A.I.’s un-learning problem: Researchers say it’s virtually impossible to make an A.I. model ‘forget’ the things it learns from private user data

@[email protected] · 10 months ago

A.I.’s un-learning problem: Researchers say it’s virtually impossible to make an A.I. model ‘forget’ the things it learns from private user data

Pichu0102 · 10 months ago

I feel like one way to do this would be to break up models and their training data into mini-models and mini-batches of training data instead of one big model, and also restricting training data to that used with permission as well as public domain sources. For all other cases where a company is required to take down information in a model that their permission to use was revoked or expired, they can identify the relevant training data in the mini batches, remove it, then retrain the corresponding mini model more quickly and efficiently than having to retrain the entire massive model.
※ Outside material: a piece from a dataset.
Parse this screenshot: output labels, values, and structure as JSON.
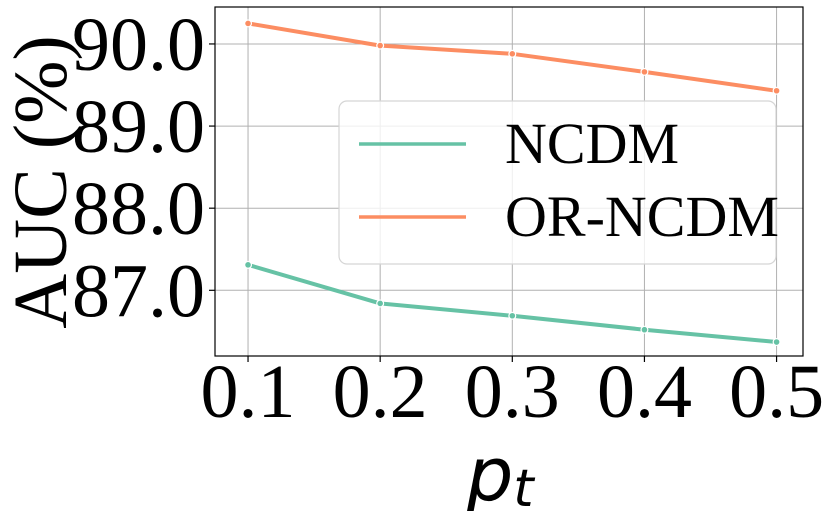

A major problem with this though would be figuring out how to efficiently query multiple mini models and come up with a single response. I’m not sure how you could do that, at least very well…

@[email protected] · 10 months ago

You could certainly break up training data, but breaking up the models into mini models based on which training data is used wouldn’t work with neural networks trained using gradient descent. Basically whatever the state of the model is it depends on the totality of the training data that it has been trained on (and the order) and it isn’t possible to go and remove the effect of a specific training data point without then retraining for all of the data that followed that data point (and even that assumes you were storing a snapshot of the model before every single training data point, which I doubt anyone does)

However, that’s no excuse and it is of course possible to entirely retrain a network using a clean dataset and that is what these companies should do

@[email protected] · 10 months ago

Am I correct in assuming that sounds a bit like libraries used in programming?

eltimablo · 10 months ago

I believe this is how the Tesla FSD beta AI works.